The solution was found through information architecture (AI), a discipline that can be understood with the analogy of a house. “To build this, various materials are needed, in this case, it is all the information needed for the study (survey results, medical records, etc.). The challenge is to organize the house well, so that the end user (researchers) know how to find themselves inside it”, he said.

AI can also be thought of as building a database with different dimensions, like a 3D cube, where each face collects information from different sources.

“For example, we have the clinical history. This goes with the legal underpinnings and standards; thus, a simple number like 0104 may mean chronic obstructive pulmonary disease (COPD). We provide clear, consistent Let’s take advantage of all of this to collect dimensions in a way and without duplicating data”, he mentioned.

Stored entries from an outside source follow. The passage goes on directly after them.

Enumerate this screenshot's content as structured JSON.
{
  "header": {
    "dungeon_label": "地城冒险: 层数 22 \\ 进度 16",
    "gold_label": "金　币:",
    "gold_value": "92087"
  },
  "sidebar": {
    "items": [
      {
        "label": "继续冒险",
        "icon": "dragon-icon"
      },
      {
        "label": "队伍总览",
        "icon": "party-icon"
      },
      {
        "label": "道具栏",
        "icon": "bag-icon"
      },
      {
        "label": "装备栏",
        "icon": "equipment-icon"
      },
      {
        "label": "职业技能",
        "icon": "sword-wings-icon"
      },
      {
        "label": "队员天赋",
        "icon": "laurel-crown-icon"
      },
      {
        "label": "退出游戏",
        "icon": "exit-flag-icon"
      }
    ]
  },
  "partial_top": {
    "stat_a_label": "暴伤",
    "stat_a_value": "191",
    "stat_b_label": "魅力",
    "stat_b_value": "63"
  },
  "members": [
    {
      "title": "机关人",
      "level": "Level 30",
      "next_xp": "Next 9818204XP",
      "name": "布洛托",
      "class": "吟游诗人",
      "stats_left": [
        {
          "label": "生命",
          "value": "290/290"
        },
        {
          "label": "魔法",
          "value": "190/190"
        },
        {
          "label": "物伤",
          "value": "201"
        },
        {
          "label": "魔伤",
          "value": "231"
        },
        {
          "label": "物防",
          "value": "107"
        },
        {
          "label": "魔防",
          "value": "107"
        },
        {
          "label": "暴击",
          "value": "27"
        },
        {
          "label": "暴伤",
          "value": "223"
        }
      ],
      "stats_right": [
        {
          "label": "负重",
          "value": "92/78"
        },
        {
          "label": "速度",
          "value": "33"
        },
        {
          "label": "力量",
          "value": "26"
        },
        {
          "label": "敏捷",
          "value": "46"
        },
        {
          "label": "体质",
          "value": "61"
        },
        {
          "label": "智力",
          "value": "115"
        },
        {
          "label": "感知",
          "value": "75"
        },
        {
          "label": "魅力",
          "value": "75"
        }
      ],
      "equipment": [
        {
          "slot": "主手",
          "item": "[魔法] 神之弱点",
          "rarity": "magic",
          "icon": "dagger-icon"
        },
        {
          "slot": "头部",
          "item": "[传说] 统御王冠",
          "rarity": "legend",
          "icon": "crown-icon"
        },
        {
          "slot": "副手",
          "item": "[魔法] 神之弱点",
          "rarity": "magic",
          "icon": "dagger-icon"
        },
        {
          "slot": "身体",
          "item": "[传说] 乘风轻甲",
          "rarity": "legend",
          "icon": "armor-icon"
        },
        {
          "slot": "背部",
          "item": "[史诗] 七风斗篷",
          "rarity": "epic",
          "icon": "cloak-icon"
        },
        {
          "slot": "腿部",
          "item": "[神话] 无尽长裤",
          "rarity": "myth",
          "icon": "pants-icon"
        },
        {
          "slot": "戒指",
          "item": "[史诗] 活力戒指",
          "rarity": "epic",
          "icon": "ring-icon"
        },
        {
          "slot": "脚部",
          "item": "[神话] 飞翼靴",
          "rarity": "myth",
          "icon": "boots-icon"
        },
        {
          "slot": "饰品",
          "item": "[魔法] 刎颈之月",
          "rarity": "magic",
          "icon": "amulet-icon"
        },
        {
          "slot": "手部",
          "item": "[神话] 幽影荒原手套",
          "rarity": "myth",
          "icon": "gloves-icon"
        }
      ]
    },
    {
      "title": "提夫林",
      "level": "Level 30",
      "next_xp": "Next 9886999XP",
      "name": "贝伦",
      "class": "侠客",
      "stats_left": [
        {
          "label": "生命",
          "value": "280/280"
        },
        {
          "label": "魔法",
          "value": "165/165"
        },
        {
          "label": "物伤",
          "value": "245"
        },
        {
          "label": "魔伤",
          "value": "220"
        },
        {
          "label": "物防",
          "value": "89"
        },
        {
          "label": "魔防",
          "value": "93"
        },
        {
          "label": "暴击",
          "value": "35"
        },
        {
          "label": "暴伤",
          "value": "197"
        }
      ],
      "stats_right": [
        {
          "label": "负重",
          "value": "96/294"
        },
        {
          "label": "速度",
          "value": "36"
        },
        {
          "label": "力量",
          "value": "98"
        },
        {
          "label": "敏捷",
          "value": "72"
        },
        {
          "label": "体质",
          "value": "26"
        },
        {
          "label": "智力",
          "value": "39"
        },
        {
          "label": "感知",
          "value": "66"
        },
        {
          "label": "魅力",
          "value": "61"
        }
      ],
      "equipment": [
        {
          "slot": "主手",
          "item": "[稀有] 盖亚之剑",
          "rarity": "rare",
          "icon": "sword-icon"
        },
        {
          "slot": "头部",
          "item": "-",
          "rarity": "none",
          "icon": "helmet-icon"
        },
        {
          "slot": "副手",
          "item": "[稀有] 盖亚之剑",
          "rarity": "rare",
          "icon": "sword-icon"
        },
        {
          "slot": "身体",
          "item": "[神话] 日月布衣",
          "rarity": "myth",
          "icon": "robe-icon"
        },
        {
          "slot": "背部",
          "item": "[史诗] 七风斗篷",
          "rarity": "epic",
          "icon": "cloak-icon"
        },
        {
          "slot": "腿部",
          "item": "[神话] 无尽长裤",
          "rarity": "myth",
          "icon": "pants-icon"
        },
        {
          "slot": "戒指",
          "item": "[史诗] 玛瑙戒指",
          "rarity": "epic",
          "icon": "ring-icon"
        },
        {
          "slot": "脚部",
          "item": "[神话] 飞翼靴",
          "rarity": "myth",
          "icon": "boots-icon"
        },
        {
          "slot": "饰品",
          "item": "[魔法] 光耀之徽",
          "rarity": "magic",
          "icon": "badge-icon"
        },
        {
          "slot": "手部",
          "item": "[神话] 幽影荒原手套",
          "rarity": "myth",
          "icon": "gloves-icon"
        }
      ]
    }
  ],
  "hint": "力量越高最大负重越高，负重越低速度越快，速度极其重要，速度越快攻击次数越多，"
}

When you already have all the dimensions organized and the data complete, it is necessary to think about how to connect everything.

“For this we have chosen a relational model, which involves presenting information in rows and columns, in a simple way, respecting the type of data (if they are numbers, decimals, alphabets). Making the choice with the fact that was that this model is more standardized and may be more accessible to researchers who are not typically computer experts”, he explains.

The researcher must understand concepts close to their field of work, analytical engineering, and health, epidemiology, and the environment. Similarly, they had to design dozens of maps and flowcharts to determine what kind of information coming from, for example, surveys, was useful and how to link it.

The final result was consolidated into one software called MySQL Workbench, freely accessible (open source). “However, as this is a ‘model’ of a house, the technology used is not very relevant. Despite this, the connections we suggest should work.”

Although the model they proposed was based on a specific environmental epidemiological study, the one being carried out in Medellín, the proposal serves as a guide for future analyzes related to health, the environment, or any topic Which involves handling huge amount of data. Making it that represents opportunities for all kinds of researchers and decision makers.